Springs
Curator: Marie Shek
14/09/2017 -
16/12/2017
“I’m no prophet. My job is making windows where there were once walls.” – Michel Foucault
Oren Pinhassi, a sculptor who creates large-scale installations, engages in the demarcation of architectural objects. The exhibition route makes viewers walk about curiously, leading them back and forth, from the inside out. The sensual installation lures the viewer to wander in and around it, and to peek through it at the other, the foreigner, the stranger within us, as noted by Julia Kristeva in her book Strangers to Ourselves.
Familiar mundane objects and substances, such as towels, mirrors, deck chairs, a cactus, a sponge, and Vaseline are restricted in the space, as their installation amid crude, phallic concrete columns makes the viewer wonder where he is. Ostensibly left behind by absent people, the objects prevent one from determining their identities or from concluding who they were and what will become of them. Pinhassi subjects his materials to an alchemical process, during which soft becomes hard, liquid transforms into solid, the full turns empty, and the pleasant—unsettling. Examining them by human scale implies subordination of the architectural elements to questions of identity, both private and collective.
Pinhassi constructs a setting reminiscent of a public bath, placing the individual in a public space in a situation which is essentially private.

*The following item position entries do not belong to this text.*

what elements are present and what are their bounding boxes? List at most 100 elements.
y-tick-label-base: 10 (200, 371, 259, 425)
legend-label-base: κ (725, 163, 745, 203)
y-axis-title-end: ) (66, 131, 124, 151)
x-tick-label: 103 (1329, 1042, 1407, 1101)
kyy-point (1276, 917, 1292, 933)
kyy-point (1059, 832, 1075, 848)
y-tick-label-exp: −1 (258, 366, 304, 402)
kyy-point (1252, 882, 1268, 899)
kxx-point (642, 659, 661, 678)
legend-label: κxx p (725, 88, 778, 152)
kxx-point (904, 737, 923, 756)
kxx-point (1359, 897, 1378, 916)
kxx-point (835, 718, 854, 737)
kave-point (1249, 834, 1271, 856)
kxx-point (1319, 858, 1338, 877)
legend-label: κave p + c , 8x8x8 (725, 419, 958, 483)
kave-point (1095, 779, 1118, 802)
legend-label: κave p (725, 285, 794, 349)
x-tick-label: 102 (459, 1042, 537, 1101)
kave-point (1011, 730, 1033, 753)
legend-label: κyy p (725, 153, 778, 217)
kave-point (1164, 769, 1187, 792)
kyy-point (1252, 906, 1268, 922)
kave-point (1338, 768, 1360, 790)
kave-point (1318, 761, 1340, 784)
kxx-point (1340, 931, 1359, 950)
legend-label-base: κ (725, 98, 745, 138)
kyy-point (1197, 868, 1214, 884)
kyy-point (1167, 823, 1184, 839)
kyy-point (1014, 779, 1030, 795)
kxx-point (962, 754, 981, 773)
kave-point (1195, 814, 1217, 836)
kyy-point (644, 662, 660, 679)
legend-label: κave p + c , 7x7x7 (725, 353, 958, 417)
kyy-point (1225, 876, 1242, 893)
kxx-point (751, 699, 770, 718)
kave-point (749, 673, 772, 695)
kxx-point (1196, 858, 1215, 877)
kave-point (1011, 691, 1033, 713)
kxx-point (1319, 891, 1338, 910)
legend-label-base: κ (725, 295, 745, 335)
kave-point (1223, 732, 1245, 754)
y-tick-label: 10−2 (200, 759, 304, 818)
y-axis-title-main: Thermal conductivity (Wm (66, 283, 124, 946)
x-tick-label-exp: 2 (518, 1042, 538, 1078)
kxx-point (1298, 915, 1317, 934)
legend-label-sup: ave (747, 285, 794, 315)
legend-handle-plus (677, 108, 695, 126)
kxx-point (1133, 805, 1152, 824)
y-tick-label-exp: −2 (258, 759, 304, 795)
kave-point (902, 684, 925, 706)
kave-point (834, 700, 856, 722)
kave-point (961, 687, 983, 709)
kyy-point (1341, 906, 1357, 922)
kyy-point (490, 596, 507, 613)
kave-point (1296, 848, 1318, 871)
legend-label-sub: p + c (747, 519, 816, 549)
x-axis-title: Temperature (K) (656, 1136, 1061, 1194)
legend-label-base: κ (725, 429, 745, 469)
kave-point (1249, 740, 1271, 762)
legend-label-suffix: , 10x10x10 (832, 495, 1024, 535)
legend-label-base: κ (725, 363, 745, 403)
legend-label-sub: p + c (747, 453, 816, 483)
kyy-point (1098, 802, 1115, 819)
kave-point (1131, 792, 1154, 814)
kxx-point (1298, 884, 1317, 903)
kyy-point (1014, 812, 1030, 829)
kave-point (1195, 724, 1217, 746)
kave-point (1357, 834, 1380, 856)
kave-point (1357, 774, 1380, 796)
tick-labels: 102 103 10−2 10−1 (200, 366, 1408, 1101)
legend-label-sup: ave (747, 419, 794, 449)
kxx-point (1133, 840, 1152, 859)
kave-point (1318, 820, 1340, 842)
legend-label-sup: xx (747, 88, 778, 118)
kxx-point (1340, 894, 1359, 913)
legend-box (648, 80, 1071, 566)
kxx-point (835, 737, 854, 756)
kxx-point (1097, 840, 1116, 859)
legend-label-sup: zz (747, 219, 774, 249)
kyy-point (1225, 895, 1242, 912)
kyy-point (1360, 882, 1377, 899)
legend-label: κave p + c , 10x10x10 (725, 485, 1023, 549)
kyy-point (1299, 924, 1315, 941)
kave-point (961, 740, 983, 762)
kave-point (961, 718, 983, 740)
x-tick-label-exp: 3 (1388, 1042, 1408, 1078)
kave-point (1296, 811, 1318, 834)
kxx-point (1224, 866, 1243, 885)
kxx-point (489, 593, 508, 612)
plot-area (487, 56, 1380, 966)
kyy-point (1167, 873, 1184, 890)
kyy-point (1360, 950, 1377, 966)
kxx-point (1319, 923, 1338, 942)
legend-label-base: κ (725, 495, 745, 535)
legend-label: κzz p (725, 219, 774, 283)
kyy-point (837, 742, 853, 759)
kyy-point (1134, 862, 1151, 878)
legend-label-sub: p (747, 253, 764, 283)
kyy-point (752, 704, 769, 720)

He delves into the interrelations between the place and the objects occupying it, the human body, and elements such as soap and water, chemicals and minerals. In public baths, however, the politics of space apply not only to the individual’s relations with his body and objects, but also to his relationship with others; to the interpersonal relations in the geopolitical and geo-economic field, in the global world in which we live, interact, and operate.